From quarantine boredom to The Great White Way, it’s Ratatouille: The TikTok Musical!
A little magic, creativity, and collaboration of TikTokers and Broadway comes a long way
January 17, 2021
In a time where live theater isn’t possible,”Ratatouille: The TikTok Musical” premiered on TodayTix on Jan. 1. With a star-studded cast, a 20 person all-female, all women of color orchestra, and several cameo appearances from TikTokers and television stars, this internet meme turned benefit concert managed to raise $1.9 million for the Actors Fund, a funding program that goes towards emergency financial assistance for arts workers who struggle through the COVID-19 pandemic.
TikToker Emily Jacobsen created a short comedic song in tribute to Remy, ¨the rat of all our dreams¨ that becomes a chief. It wasn’t long until this song took over TikTok by storm. Users remixed each other’s videos to envision a full musical of the classic Pixar film, including scenic design, choreography, and more songs. And, before the internet knew it, this TikTok creation, out of the boredom of quarantine, caught the attention of Seaview Productions, which then would go on to produce a film benefit concert out of a TikTok musical.

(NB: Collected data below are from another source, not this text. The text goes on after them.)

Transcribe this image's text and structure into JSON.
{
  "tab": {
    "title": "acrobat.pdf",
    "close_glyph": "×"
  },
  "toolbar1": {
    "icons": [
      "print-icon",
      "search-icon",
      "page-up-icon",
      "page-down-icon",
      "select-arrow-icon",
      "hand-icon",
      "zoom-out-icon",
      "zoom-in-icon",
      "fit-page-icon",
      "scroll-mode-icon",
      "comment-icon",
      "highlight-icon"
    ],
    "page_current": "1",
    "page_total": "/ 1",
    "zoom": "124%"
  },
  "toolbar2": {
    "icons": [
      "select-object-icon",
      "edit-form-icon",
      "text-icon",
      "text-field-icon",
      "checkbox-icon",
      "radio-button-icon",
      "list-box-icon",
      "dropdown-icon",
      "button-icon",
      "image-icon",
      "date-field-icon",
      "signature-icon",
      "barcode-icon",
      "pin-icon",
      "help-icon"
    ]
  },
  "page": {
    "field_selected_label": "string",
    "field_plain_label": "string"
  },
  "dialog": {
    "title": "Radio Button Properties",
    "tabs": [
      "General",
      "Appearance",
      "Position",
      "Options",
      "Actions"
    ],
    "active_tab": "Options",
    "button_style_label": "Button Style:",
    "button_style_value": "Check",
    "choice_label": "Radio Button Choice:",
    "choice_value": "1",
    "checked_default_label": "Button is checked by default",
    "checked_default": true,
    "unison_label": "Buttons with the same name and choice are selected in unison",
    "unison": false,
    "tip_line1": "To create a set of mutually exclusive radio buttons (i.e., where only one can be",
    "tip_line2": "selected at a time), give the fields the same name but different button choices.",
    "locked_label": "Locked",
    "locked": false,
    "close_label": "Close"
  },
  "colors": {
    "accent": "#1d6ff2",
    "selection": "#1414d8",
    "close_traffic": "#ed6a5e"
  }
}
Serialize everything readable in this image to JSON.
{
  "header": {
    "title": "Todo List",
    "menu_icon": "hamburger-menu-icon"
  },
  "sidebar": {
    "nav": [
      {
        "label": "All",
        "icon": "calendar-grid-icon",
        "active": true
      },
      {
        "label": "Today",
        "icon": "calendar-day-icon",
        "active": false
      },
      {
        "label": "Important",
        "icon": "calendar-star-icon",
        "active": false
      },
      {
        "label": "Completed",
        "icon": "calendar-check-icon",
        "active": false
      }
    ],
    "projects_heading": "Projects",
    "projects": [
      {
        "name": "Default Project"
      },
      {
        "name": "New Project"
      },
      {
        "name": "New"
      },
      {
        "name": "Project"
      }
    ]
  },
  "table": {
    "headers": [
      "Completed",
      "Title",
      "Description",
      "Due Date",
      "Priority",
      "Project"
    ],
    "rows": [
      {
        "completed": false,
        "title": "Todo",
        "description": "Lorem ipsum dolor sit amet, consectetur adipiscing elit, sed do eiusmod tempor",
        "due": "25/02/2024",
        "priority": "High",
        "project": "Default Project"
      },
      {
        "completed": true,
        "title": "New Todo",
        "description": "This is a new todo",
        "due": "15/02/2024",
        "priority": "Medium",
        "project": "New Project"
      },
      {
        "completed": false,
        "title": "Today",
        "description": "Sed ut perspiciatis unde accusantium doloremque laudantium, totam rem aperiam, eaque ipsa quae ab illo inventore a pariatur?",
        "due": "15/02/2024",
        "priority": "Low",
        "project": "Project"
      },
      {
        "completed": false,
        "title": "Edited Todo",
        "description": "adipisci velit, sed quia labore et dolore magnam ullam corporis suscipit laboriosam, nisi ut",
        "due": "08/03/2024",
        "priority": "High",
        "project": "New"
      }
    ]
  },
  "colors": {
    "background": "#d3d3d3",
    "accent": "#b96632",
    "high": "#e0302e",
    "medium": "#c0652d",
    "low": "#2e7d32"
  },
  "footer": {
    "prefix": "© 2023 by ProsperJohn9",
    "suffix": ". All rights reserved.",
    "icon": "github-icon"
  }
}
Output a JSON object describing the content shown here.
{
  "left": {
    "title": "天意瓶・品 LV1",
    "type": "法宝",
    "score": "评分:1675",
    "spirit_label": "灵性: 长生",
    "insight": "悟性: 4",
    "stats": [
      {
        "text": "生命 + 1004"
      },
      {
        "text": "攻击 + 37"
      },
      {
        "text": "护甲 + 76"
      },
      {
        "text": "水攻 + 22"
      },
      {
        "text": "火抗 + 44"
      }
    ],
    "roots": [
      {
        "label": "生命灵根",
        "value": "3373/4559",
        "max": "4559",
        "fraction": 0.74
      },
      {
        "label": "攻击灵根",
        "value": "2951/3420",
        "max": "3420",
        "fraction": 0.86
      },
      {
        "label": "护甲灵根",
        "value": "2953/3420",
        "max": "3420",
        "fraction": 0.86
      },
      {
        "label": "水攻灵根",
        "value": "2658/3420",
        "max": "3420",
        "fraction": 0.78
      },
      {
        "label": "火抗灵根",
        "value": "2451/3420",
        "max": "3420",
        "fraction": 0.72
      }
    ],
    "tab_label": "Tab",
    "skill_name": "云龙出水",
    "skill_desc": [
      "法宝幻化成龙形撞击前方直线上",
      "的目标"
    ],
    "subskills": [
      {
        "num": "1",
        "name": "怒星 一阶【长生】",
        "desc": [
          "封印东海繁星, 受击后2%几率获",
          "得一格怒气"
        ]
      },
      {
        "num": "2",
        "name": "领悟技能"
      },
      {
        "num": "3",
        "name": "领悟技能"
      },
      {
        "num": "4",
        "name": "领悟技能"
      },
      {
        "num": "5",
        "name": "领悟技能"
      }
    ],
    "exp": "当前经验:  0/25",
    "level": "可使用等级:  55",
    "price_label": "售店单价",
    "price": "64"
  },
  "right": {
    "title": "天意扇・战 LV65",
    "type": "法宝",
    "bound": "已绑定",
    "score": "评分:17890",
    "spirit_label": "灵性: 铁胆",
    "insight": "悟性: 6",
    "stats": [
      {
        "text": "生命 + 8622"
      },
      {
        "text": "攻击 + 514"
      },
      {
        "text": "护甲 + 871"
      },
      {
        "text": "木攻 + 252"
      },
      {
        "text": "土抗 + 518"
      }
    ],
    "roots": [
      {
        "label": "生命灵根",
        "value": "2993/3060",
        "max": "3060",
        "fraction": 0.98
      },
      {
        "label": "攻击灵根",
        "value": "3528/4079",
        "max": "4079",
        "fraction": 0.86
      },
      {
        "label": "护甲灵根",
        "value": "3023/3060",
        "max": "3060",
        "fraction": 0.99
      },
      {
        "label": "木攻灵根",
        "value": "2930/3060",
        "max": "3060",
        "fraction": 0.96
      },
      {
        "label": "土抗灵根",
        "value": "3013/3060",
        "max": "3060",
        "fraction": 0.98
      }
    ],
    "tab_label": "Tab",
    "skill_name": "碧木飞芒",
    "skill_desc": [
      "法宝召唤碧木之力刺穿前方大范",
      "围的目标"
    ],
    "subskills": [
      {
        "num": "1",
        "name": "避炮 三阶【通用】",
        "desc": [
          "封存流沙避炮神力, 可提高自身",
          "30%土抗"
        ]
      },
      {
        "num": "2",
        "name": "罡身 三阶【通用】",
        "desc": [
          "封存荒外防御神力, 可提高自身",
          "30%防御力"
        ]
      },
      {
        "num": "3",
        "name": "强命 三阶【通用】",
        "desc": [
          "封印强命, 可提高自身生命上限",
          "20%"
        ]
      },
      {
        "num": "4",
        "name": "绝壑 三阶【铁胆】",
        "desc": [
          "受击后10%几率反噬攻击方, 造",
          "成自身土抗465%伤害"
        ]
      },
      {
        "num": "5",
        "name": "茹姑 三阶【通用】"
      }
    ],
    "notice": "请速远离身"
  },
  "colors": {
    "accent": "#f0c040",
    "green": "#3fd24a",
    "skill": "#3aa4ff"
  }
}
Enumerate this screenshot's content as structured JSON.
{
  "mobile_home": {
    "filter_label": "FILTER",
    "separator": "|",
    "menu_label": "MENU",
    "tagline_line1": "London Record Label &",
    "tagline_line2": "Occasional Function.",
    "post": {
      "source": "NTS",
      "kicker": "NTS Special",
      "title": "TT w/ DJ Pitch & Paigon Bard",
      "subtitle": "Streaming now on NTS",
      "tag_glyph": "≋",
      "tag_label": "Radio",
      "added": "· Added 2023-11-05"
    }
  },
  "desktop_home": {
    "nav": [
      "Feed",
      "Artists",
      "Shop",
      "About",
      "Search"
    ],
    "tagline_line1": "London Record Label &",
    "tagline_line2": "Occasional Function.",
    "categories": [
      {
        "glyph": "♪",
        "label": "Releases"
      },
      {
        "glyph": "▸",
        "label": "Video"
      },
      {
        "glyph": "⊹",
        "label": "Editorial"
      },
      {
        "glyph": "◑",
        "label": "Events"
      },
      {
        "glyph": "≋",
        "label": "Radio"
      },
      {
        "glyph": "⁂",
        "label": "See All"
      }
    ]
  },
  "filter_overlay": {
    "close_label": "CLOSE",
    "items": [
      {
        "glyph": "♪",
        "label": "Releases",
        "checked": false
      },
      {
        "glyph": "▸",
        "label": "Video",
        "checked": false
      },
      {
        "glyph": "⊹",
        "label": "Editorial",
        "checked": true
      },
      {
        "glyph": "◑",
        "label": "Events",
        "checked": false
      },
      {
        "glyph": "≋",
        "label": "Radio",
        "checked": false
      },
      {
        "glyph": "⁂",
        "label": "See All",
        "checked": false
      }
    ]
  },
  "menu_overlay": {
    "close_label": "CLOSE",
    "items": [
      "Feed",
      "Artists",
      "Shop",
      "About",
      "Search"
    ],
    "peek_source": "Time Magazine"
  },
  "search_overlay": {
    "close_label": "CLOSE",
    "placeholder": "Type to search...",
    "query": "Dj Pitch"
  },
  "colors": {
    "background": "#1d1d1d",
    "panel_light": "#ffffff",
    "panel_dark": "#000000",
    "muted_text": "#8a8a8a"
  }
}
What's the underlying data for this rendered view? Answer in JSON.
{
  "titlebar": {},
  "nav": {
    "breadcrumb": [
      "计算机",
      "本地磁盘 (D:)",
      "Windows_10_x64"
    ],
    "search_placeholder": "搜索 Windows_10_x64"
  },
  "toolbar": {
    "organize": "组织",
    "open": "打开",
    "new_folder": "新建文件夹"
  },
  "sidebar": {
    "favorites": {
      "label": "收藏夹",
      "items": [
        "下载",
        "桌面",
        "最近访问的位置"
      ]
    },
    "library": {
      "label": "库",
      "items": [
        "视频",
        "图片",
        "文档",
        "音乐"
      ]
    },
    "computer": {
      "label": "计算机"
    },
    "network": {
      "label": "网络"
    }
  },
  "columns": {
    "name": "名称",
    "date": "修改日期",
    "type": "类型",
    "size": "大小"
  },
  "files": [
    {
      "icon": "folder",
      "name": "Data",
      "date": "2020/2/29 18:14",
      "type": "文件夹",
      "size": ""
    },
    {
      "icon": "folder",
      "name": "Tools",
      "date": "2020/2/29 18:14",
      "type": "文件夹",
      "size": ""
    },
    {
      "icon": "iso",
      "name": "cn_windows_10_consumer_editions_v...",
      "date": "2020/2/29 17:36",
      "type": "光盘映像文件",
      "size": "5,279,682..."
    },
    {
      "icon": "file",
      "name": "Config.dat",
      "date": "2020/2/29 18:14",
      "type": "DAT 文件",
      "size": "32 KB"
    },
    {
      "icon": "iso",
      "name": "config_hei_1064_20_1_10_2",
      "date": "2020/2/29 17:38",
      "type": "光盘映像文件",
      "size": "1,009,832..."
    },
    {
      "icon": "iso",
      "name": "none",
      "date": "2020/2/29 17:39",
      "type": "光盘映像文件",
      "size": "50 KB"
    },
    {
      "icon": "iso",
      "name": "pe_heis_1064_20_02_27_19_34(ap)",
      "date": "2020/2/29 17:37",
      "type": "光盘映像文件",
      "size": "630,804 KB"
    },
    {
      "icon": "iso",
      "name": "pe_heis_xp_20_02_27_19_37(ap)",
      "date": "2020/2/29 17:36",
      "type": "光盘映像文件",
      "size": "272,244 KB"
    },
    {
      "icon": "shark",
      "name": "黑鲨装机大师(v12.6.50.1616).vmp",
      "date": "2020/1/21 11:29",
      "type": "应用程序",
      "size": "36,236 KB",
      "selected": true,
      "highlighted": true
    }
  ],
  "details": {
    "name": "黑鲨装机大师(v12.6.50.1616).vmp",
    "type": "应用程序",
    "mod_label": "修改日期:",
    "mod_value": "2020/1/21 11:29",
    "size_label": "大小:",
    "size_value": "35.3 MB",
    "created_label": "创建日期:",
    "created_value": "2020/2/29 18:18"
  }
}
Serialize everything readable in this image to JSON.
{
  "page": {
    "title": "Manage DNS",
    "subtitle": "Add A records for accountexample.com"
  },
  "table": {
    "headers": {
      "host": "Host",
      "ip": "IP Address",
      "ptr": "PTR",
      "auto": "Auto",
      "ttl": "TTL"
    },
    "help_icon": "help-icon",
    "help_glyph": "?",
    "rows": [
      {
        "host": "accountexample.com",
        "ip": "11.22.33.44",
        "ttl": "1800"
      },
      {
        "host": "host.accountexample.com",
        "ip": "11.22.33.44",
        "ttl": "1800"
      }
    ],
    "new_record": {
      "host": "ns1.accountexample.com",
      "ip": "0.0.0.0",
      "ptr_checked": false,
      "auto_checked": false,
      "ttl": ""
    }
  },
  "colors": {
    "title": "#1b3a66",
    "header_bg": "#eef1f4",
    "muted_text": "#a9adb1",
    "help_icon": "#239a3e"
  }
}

The musical begins with an overture created by Jacobsen that echoes through the chilling orchestrations. The main character Remy is played by Titus Burgess from “Unbreakable Kimmy Schmidt.” The cast also includes “Jessie” actor Kevin Chamberlain as Chef Gusteau, “Dear Evan Hansen” Broadway actor Andrew Barth Feldman as Alfredo Linguini, actress Ashley Park as head chef Colette, and “Hamilton” actor Wayne Brady as Remy’s father,, Diango. Other characters include Adam Lambert, Andre De Shields, and Mary Testa.
It surprised me how much they were able to cram the film into the course of a one-hour musical. And, with that being said, was the script all that great? Definitely not. Considering that they put this all together in just a few weeks, I was extremely impressed.
Each actor managed to take their own approach with their character and have fun with what they were given. Wayne Brady dedicated to his role by drawing whiskers and a nose on his face, and he wore a brown flannel and a beanie with pink paper ears on top. He even made his own props to show Remy the many ways trash can be used, which is showcased in his solo song “Life Of A Rat.” The show served as a wonderful outlet for them to perform again, even though they filmed it from their homes or if it wasn’t on a stage with a roaring audience.
The songs were a strong point of the concert. Incredibly talented performers sang their respective songs for their character, which was all written by TikTok creators. The actors’ voices and the backup vocals provided by a substantial ensemble of Broadway actors and other TikTokers managed to blend incredibly well with the orchestrations, which I was not expecting. Speaking from self-taping experience for recitals and theater-related promotional videos, it is not easy to combine each self-tape with the orchestrations. However, it seemed effortless within each song.
Would I recommend “Ratatouille: The TikTok Musical”? Absolutely. It’s mindlessly fun, and it’s remarkable to see the work of Tiktokers, Broadway directors and actors. The future of digital theatre productions is looking bright.
The encore presentation of the musical is on TikTok for free on Jan. 10, and donations to the Actors Fund is encouraged.